Pada tanggal 19 Juli 2025, Kantor Komunikasi Presiden (PCO) menegaskan bahwa misi diplomasi Presiden Prabowo Subianto ke berbagai negara telah menghasilkan berbagai hasil positif. Ini termasuk penandatanganan nota kesepahaman (MoU) dan komitmen investasi yang signifikan dari beberapa negara mitra.
Philips J. Vermonte, Pakar Senior di PCO, mengungkapkan bahwa dalam kurun waktu kurang dari setahun sejak Presiden Prabowo menjabat, tidak kurang dari 71 MoU dengan 13 negara telah terjamin, bersamaan dengan komitmen investasi senilai hampir 800 triliun rupiah dari empat negara. “Ini tentang membuka akses ke pasar yang mungkin tidak secara tradisional menjadi target dari diplomasi ekonomi Indonesia,” kata Philips dalam diskusi publik yang bertajuk “Buah Diplomasi Presiden Prabowo di Panggung Global”, yang diselenggarakan pada Sabtu (19 Juli 2025).

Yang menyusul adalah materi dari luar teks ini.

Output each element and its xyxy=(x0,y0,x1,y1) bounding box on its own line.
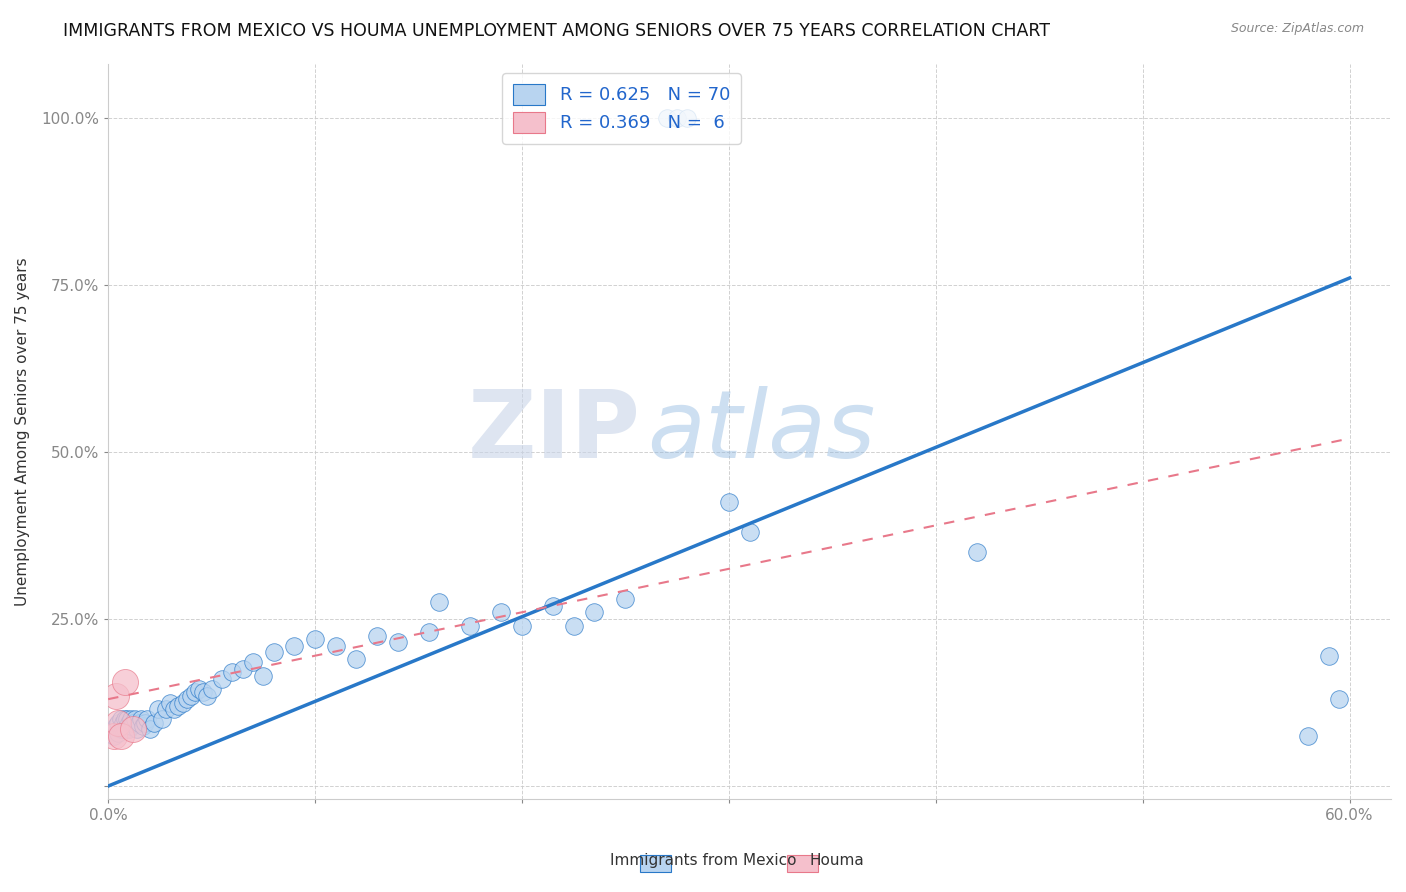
Text: ZIP: ZIP xyxy=(468,385,641,478)
Point xyxy=(142,715,165,730)
Point xyxy=(163,702,186,716)
Point xyxy=(562,618,585,632)
Point xyxy=(458,618,481,632)
Point xyxy=(110,712,132,726)
Point xyxy=(717,495,740,509)
Point xyxy=(115,719,138,733)
Text: Immigrants from Mexico: Immigrants from Mexico xyxy=(610,854,796,868)
Point xyxy=(655,111,678,125)
Point xyxy=(738,524,761,539)
Point xyxy=(197,689,219,703)
Point xyxy=(122,715,145,730)
Point xyxy=(114,723,136,737)
Point xyxy=(366,629,388,643)
Point xyxy=(263,645,285,659)
Point xyxy=(111,715,134,730)
Point xyxy=(114,712,136,726)
Point xyxy=(232,662,254,676)
Point xyxy=(614,591,637,606)
Point xyxy=(155,702,177,716)
Text: Houma: Houma xyxy=(810,854,863,868)
Point xyxy=(1317,648,1340,663)
Point xyxy=(427,595,450,609)
Point xyxy=(120,719,142,733)
Point xyxy=(107,725,129,739)
Point xyxy=(1329,692,1351,706)
Point xyxy=(114,675,136,690)
Point xyxy=(172,696,194,710)
Legend: R = 0.625   N = 70, R = 0.369   N =  6: R = 0.625 N = 70, R = 0.369 N = 6 xyxy=(502,73,741,144)
Point xyxy=(129,712,152,726)
Point xyxy=(120,712,142,726)
Point xyxy=(510,618,533,632)
Point xyxy=(103,729,125,743)
Point xyxy=(180,689,202,703)
Point xyxy=(1296,729,1319,743)
Point xyxy=(115,712,138,726)
Point xyxy=(325,639,347,653)
Point xyxy=(124,712,146,726)
Point xyxy=(676,111,699,125)
Point xyxy=(105,719,128,733)
Point xyxy=(150,712,173,726)
Point xyxy=(122,723,145,737)
Point xyxy=(118,715,141,730)
Point xyxy=(176,692,198,706)
Point xyxy=(188,682,211,697)
Point xyxy=(252,669,274,683)
Point xyxy=(138,723,160,737)
Point xyxy=(127,723,149,737)
Point xyxy=(107,715,129,730)
Point xyxy=(159,696,181,710)
Point xyxy=(134,715,156,730)
Point xyxy=(966,545,988,559)
Point xyxy=(146,702,169,716)
Text: IMMIGRANTS FROM MEXICO VS HOUMA UNEMPLOYMENT AMONG SENIORS OVER 75 YEARS CORRELA: IMMIGRANTS FROM MEXICO VS HOUMA UNEMPLOY… xyxy=(63,22,1050,40)
Point xyxy=(211,672,233,686)
Point xyxy=(110,729,132,743)
Point xyxy=(167,698,190,713)
Point xyxy=(541,599,564,613)
Point xyxy=(128,715,150,730)
Point xyxy=(200,682,222,697)
Point xyxy=(491,605,513,619)
Point xyxy=(387,635,409,649)
Point xyxy=(304,632,326,646)
Point xyxy=(283,639,305,653)
Point xyxy=(110,723,132,737)
Point xyxy=(242,656,264,670)
Point xyxy=(103,729,125,743)
Point xyxy=(136,712,159,726)
Point xyxy=(111,723,134,737)
Text: atlas: atlas xyxy=(647,386,875,477)
Point xyxy=(184,685,207,699)
Text: Source: ZipAtlas.com: Source: ZipAtlas.com xyxy=(1230,22,1364,36)
Point xyxy=(132,719,155,733)
Point xyxy=(583,605,606,619)
Point xyxy=(105,689,128,703)
Point xyxy=(193,685,215,699)
Point xyxy=(418,625,440,640)
Point xyxy=(107,715,129,730)
Point xyxy=(221,665,243,680)
Point xyxy=(346,652,368,666)
Y-axis label: Unemployment Among Seniors over 75 years: Unemployment Among Seniors over 75 years xyxy=(15,258,30,606)
Point xyxy=(118,723,141,737)
Point xyxy=(666,111,689,125)
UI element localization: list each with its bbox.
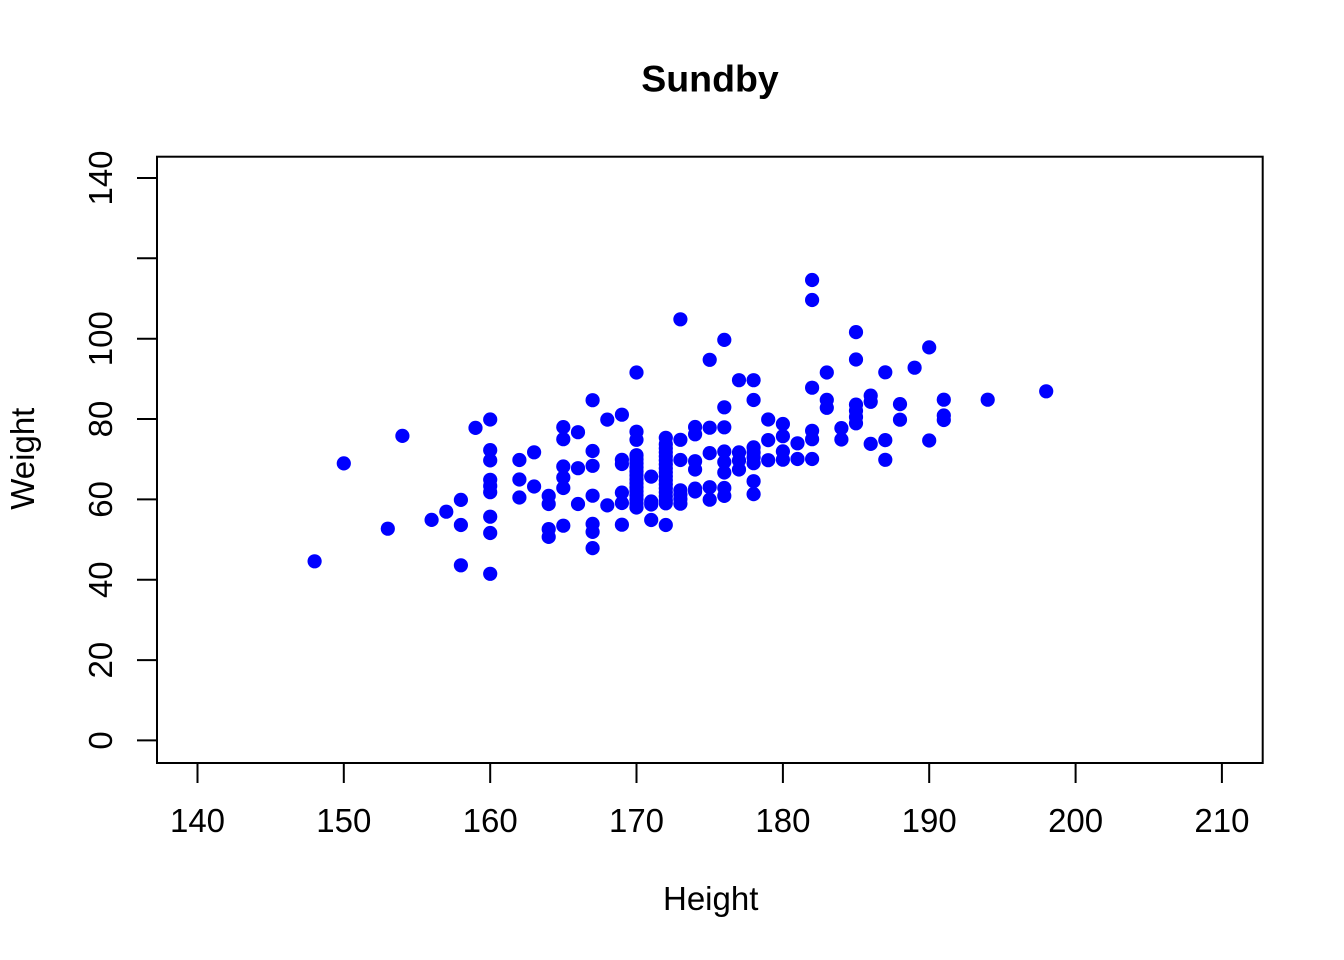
svg-text:0: 0	[82, 731, 119, 749]
svg-text:100: 100	[82, 311, 119, 366]
svg-text:Height: Height	[663, 880, 758, 917]
svg-text:170: 170	[609, 802, 664, 839]
svg-text:Weight: Weight	[4, 408, 41, 510]
svg-text:60: 60	[82, 481, 119, 518]
svg-text:160: 160	[463, 802, 518, 839]
svg-text:Sundby: Sundby	[641, 58, 779, 100]
svg-text:180: 180	[755, 802, 810, 839]
svg-text:140: 140	[170, 802, 225, 839]
svg-text:150: 150	[316, 802, 371, 839]
svg-text:140: 140	[82, 150, 119, 205]
svg-text:190: 190	[902, 802, 957, 839]
svg-text:210: 210	[1194, 802, 1249, 839]
svg-text:80: 80	[82, 401, 119, 438]
svg-text:40: 40	[82, 561, 119, 598]
svg-text:200: 200	[1048, 802, 1103, 839]
svg-text:20: 20	[82, 642, 119, 679]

Acara tersebut diselenggarakan oleh Dewan Pusat Gerakan Milenial Pecinta Tanah Air (GEMPITA) di Retro Café, Beltway Office Park di Jakarta. Selama paparannya, Philips menyebut keanggotaan Indonesia dalam organisasi internasional BRICS sebagai contoh strategi ekspansi pasar yang konkret. Dia mencatat bahwa keputusan untuk bergabung dengan BRICS adalah langkah strategis di tengah ketidakpastian global yang semakin meningkat, yang telah menyempitkan ruang bagi diplomasi internasional dan keterlibatan ekonomi.
Philips juga menepis klaim bahwa akses Indonesia ke BRICS mencerminkan sikap anti-Barat atau anti-Amerika. “Itu tidak benar,” ujarnya, menjelaskan bahwa BRICS melibatkan tiga ekonomi besar yang menjadi pusat hubungan ekonomi dan diplomasi global: Rusia, China, dan India. Dia menegaskan kembali sikap Indonesia yang konsisten sebagai negara yang tidak berpihak. “Sangatlah wajar bagi kita untuk terlibat dalam forum-forum multilateral di mana kita dapat meningkatkan hubungan kami dengan kekuatan global utama—yang mana tidak bisa diabaikan dalam lanskap geopolitik saat ini.”
Dia juga menunjukkan pencapaian diplomatik nyata, termasuk penurunan signifikan dalam tarif impor Amerika Serikat terhadap barang-barang Indonesia—dari 32% menjadi 19%. “Fakta bahwa Presiden Prabowo dapat menyelesaikan kesepakatan dengan Presiden Trump setelah proses negosiasi yang ketat menunjukkan bahwa keanggotaan kami di BRICS bukanlah ancaman bagi Amerika Serikat,” tegasnya.
Meskipun demikian, dalam acara yang sama, Wakil Menteri Luar Negeri Arif Havas Oegroseno menyatakan bahwa Indonesia terus mendorong untuk penurunan lebih lanjut. “Kita masih memiliki dua minggu, dan diskusi masih berlangsung,” ujarnya.
Dia juga menyoroti fakta bahwa saat ini Indonesia memiliki tarif paling rendah di ASEAN, yaitu 19%. “Kita adalah yang terendah di antara negara-negara ASEAN—masih di 19%,” tegasnya.
Wakil Menteri Havas mendesak masyarakat untuk tidak terlalu bereaksi atau menggebu-gebu mengenai isu tersebut. Dia mengingatkan pendengarnya bahwa keputusan dalam diplomasi perdagangan didorong oleh kepentingan nasional, bukan emosi. “Kebijakan luar negeri tidak didorong oleh iri hati atau kebencian. Ini tentang kepentingan nasional. Tolong, lihat data sebelum membuat kesimpulan. Jangan terjebak oleh asumsi,” demikian penutupannya.